And this is what many people would like. The city needs more houses, creativity needs more space, we even want to host the Olympics. And what’s the plan: use the harbour. During the last fifty years the harbour and everything that had to do with it has slowly been moving out. We still have a harbour. It’s somewhere between Amsterdam and the North Sea. It’s the fifth harbour of Europe. It’s enormous. Germany would no longer be able to produce cars if the harbour of Amsterdam didn’t exist. Seventy per cent of the chocolate in the world goes through the harbour of Amsterdam. But it’s fenced off, it’s dangerous, if you don’t have to be there you don’t go. Where we once had harbour, where we once had shipbuilding, we now have houses, services and creative industry.

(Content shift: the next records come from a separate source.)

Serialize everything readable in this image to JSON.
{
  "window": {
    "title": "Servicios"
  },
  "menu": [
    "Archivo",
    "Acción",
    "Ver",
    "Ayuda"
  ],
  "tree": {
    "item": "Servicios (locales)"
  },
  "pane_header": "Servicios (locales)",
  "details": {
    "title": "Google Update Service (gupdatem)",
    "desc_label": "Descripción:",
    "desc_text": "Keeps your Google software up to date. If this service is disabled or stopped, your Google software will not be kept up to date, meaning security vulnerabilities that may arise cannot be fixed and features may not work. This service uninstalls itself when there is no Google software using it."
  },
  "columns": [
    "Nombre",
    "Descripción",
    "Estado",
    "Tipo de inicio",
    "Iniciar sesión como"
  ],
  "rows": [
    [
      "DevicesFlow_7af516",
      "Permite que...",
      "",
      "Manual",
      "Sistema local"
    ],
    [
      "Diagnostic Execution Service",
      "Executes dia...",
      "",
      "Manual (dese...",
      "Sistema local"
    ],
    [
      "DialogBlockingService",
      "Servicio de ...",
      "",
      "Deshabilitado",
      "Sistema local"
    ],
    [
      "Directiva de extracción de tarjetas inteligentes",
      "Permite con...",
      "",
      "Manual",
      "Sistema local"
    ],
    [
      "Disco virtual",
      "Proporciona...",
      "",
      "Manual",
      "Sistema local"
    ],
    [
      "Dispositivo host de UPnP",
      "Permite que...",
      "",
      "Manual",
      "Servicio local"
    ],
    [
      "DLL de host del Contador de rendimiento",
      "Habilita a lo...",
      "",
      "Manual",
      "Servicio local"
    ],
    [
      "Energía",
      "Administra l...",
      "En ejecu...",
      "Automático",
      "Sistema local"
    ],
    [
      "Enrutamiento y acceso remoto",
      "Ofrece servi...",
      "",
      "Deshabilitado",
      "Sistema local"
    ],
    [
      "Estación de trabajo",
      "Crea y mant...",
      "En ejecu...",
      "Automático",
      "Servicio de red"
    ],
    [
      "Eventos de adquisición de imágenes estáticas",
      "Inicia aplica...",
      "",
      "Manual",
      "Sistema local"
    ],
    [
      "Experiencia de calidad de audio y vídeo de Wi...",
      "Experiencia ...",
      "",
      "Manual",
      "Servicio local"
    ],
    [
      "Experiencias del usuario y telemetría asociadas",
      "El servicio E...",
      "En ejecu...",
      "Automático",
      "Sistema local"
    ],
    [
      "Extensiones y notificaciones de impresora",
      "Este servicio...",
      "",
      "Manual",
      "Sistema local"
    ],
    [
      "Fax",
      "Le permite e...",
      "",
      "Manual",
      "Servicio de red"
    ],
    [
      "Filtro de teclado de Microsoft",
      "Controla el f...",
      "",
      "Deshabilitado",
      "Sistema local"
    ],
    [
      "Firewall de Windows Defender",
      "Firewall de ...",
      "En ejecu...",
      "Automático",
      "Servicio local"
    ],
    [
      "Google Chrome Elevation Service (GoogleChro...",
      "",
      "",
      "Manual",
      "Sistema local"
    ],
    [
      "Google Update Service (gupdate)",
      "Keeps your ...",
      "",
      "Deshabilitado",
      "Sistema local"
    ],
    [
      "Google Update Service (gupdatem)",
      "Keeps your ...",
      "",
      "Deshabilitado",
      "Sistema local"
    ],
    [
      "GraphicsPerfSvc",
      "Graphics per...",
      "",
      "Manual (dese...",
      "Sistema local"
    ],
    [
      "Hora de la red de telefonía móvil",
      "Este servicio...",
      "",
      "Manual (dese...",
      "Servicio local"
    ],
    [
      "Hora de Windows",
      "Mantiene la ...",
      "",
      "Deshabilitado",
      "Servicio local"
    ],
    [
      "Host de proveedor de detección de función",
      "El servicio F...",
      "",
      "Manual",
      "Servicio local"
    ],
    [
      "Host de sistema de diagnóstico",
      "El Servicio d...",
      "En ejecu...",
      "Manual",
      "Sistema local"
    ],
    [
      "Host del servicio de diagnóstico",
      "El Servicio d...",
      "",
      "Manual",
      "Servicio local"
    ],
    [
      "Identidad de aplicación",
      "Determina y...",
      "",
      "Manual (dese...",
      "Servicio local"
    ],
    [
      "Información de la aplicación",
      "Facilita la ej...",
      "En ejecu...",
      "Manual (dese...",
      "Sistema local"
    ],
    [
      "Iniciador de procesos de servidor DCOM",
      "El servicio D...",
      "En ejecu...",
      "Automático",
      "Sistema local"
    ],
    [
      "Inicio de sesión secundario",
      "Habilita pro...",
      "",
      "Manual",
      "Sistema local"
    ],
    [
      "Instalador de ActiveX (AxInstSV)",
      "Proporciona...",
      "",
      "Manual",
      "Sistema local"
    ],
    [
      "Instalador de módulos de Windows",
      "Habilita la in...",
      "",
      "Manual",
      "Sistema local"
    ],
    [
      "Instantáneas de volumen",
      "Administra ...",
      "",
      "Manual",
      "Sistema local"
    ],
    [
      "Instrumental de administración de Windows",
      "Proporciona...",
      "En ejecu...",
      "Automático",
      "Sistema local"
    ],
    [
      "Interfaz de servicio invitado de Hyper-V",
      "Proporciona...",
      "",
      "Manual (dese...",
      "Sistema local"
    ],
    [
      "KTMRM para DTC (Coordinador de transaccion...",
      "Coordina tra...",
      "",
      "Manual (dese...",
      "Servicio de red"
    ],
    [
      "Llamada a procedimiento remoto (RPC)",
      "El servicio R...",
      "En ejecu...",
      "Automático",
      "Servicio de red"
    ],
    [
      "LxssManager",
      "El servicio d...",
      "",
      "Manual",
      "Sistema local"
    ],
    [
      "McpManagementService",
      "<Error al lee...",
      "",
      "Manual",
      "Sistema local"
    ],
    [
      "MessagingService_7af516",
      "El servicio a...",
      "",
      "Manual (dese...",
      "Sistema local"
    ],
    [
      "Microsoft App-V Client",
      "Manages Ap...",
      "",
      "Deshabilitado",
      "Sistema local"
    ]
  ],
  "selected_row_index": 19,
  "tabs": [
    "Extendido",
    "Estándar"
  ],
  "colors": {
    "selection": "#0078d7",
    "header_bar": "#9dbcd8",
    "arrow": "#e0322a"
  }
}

We displaced our roots to a place full of fences.

I think we should start to bring the harbour back to the city and the city back to the harbour. We should start to integrate the harbour into the city again. We should stop the idiocy of putting everything that seems dangerous or could produce noise or dust somewhere in the middle of nowhere. The harbour of Amsterdam is the soul of Amsterdam.

For the last five years I have been organising, together with some friends, a harbour safari. In summer we hire a boat, we sell eighty tickets for each trip and take these people on a three-hour trip into the harbour. And everybody always comes back exited. We didn’t know this existed they always say. It’s beautiful.

This is what I like to do at the start of a regeneration project. Bring people in, put the place on the map. If you don’t know it you can’t like it.